How a $10 leaky hose pipe can make a $1000 photograph
Creating a good rain effect in a studio photograph is much harder than you would think. As human beings we are so used to seeing rain as something in motion, yet photography wants to freeze it. Rain in video is much easier and much more convincing.
Ideally you want to get a lot of water falling, with very little power, in a wide area. I've used a really simple but neat trick to do this - a leaky garden hose. The hose is sold especially for slow watering of plant beds, but if you turn the pressure up you get a really good flow of water. You can then spread the hose out over an area to create a good width and depth.
This is completely different to a shower which tends to push the water down in one single column; it has no real width to it.
Second problem is lighting it. For this shoot I've used continuous light and hence a slower shutter speed. Flash just freezes the water in a mid-air and you lose the sense of rain - instead you just get frozen droplets of water (an interesting effect in its own right, but not rain).
Third problem is you really want to backlight the water to give a proper sparkle.
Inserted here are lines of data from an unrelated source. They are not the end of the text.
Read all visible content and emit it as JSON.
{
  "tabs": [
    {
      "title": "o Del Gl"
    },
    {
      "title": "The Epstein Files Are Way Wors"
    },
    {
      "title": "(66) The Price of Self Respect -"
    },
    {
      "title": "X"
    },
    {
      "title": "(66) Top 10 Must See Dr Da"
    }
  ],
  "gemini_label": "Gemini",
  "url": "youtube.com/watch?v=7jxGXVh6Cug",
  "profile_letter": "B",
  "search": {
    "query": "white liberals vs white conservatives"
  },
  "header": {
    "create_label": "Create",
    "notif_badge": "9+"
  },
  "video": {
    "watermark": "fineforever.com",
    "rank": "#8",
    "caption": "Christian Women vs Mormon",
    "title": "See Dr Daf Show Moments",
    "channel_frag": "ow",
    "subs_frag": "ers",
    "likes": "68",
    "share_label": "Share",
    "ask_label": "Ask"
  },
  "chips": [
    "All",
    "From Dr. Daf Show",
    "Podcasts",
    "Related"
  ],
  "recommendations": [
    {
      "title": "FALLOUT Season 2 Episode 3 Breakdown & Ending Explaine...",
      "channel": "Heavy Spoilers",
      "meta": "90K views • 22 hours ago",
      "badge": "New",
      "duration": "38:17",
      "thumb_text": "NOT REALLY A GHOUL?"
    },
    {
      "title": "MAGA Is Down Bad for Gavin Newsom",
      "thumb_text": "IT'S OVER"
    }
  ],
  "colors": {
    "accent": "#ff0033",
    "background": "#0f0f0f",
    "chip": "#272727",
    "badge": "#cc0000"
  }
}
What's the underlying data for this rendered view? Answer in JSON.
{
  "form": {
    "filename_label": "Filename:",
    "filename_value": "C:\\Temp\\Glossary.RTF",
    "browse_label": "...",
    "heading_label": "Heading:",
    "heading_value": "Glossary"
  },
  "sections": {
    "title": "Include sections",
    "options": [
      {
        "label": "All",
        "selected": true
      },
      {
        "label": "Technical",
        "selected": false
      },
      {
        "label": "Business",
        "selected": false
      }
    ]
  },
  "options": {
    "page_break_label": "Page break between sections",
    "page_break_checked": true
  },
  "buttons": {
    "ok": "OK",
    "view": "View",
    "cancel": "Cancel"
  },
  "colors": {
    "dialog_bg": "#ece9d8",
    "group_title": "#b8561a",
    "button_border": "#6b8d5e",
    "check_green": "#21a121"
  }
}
Now in my studio I can't do that. My wet area is in a corner (actually normally it is an open shower for glamour style photographs). So I have had to light the water from one side to get the best look I can.
I'm using very long shutter speeds, around 1/4 second to 1 whole second, so camera shake and motion blur from the model is an issue. Expect to lose a lot of images to one or both.
In the first image there is just a slight softness in the pose, particularly around the head which must have moved slightly in the 1/4 second shot. There is almost no "rain" visible at all, but the running water across the body has come out beautifully with a terrific combination of sparkle and shadow giving it depth.
In this full length shot the water drops are now clearly visible, lots of short and longer drops depending on their distance from the camera. I've also added some additional drops in post processing.
The pose is a very strong contemporary pose and the water runs onto and flows off the body in really interesting ways.
The very high contrast lighting has a real sense of drama.
I mentioned earlier that the slow shutter speed is an issue. This shot is at 1/3 second and although extremely blurred I actually really like it. What we call a "pleasing lack of definition".
The motion blur, rain drops, gaping mouth and closed eyes all smushed together create a really ambiguous image that I like. Certainly not one I intended but out of all the blurred shots this one stood out to me. Always be prepared to find something out of the ordinary.
Freeze water droplets with flash; have rain moving with continuous lights.